By Angela Ledgerwood

“My bitch face never rests,” proclaims feminist writer Jessica Valenti on her 247K strong Twitter account. For Valenti, author of six books – including The New York Times best-seller Sex Object: A Memoir that explores female sexual power, rape culture, and the double standards existing around female sexuality – this statement is merely the tipping point of how tirelessly she seeks to understand the causes and catalysts of sexism and misogyny. In all of her work, from the blog she started in 2004, Feministing.com, to her pieces for The New York Times and The Guardian, Valenti examines the forces that foster hatred against women and how we might attempt to dismantle them. Valenti is now working on a new book specifically about misogyny called The Misogynists. “For so long feminists have been focused on issues like reproductive rights, pay inequity, and rape,” says Valenti. “But issues don’t hurt women, men do – specifically, the men who hate women.” Valenti believes it’s time to talk about why men do what they do and examine the belief systems that foster these attitudes along with the structures that allow it to happen. It’s undoubtedly a timely topic. Here, Valenti speaks to Future Women about the genesis of her feminist beliefs, her favourite local haunts and her Brooklyn mum-core style.

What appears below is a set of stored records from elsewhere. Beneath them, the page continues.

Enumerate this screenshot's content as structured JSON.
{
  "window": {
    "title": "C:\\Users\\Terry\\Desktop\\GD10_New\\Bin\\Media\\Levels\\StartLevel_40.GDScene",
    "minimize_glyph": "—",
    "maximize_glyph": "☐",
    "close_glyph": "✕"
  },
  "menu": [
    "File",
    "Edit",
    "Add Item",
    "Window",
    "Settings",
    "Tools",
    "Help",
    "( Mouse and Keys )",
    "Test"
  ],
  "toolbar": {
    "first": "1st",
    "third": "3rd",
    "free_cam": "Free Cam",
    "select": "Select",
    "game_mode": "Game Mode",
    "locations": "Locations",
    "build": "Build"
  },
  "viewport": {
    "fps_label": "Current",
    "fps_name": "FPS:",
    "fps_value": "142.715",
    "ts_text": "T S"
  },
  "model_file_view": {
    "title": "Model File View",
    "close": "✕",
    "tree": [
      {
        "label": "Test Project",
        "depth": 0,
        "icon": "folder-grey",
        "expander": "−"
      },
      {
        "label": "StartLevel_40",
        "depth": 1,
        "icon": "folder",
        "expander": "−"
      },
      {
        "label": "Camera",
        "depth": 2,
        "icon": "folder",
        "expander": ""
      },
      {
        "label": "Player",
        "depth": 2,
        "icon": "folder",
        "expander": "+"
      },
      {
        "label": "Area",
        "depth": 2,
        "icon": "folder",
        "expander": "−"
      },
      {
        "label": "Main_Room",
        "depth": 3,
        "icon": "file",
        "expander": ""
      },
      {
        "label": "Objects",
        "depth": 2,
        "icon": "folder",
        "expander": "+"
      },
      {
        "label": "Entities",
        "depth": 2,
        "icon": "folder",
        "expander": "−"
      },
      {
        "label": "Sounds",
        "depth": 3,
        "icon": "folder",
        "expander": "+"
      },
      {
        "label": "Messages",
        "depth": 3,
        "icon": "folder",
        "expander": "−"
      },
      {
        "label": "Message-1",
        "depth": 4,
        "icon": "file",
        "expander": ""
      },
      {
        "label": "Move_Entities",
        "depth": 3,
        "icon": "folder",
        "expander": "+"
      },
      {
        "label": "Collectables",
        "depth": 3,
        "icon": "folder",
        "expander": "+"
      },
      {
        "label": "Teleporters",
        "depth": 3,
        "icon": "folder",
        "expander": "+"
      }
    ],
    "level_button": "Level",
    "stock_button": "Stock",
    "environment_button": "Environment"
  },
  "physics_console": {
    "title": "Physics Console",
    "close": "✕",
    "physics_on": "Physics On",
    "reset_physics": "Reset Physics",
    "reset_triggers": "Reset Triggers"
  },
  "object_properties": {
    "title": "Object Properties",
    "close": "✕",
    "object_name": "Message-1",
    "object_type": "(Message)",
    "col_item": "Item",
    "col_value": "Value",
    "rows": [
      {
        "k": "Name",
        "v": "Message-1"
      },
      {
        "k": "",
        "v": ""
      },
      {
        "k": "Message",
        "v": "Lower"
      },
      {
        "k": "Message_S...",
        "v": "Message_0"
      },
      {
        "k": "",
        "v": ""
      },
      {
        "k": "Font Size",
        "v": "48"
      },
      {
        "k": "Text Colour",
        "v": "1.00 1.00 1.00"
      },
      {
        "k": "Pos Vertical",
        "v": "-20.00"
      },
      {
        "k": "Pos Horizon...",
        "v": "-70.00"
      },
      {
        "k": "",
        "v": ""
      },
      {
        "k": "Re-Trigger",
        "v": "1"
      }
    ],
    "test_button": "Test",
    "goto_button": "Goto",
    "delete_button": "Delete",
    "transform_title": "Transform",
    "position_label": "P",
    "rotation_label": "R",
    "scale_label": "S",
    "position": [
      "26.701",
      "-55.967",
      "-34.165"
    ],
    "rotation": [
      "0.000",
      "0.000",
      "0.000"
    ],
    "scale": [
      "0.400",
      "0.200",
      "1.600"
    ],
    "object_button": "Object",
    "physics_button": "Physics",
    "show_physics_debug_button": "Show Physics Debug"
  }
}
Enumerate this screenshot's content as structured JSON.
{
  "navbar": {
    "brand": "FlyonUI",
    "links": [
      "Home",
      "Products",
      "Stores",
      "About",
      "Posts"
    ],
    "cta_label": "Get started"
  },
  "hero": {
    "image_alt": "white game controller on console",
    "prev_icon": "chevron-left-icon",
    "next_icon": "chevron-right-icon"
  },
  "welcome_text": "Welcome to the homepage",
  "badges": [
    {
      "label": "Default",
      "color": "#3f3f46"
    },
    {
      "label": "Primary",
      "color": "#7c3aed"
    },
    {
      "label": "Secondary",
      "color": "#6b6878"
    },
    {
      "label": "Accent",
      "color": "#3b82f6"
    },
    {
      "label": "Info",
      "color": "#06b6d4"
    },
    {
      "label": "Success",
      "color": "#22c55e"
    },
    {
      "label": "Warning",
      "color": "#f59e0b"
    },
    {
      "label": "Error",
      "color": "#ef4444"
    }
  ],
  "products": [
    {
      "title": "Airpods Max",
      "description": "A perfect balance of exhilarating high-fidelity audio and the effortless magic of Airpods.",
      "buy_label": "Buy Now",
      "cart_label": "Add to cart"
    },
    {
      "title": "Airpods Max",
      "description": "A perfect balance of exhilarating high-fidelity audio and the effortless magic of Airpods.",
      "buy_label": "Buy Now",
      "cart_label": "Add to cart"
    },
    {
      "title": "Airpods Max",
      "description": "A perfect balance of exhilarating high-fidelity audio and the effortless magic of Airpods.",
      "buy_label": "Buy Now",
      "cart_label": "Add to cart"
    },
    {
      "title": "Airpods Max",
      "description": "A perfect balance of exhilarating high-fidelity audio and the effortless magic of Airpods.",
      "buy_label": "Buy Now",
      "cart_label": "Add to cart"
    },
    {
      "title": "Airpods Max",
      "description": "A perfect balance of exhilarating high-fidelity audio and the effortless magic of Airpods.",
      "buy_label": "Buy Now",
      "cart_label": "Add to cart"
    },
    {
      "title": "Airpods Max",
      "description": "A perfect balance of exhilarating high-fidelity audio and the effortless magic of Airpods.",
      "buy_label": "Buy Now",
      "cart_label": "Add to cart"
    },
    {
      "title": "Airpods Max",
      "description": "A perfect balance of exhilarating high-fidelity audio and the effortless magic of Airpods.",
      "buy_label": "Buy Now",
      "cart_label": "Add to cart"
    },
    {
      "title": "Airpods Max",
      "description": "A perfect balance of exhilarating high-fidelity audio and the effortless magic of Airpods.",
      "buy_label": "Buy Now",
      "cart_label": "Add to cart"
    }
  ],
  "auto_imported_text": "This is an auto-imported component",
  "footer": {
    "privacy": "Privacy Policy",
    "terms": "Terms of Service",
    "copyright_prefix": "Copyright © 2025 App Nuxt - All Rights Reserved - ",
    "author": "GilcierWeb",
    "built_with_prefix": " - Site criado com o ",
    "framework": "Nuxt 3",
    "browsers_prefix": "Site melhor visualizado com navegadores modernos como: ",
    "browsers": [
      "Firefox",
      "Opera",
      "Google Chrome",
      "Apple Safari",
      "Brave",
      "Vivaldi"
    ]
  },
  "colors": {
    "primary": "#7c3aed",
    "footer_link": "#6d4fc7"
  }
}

How do you define feminism? I always go with the dictionary definition – which is the movement for social, political and economic equality. It may be simple, but I find it super useful—especially now, when so many people on the right are trying to co-opt feminist language. It’s actually a very specific movement for social justice. When and why did you start identifying as a feminist? I think I was always a feminist, but I didn’t start identifying as one until college—after I took my first women’s studies class. It was transformative—realizing that all of these things I felt for so long actually had a word and a movement behind them. What does equality look like for you? This is such a hard question because we’ve lived so long without it that I don’t even know if I would recognize it. I’d like to believe that equality feels like being safe, and that it could ease the stress and despair that so many women have. That’s my first hope. What books have informed your feminist perspective: Julia Serano’s Whipping Girl, Brittney Cooper’s Eloquent Rage, everything by Bell Hooks, Kate Manne’s Down Girl. And so, so many others. The difference between sexism and misogyny is: Manne’s book does a great job of distinguishing between the two. Basically, sexism is the belief system and misogyny is the enforcement mechanism. She’s so brilliant. Why are you focusing on misogyny in your next book? I’m focusing on misogynists because for so long feminists have been focused on issues like reproductive rights, pay inequity, and rape. But issues don’t hurt women, men do—specifically, the men who hate women. I think we’re at a point in this country where people are ready for that conversation; ten years ago, we were still called man-haters. I don’t think that’s the case anymore.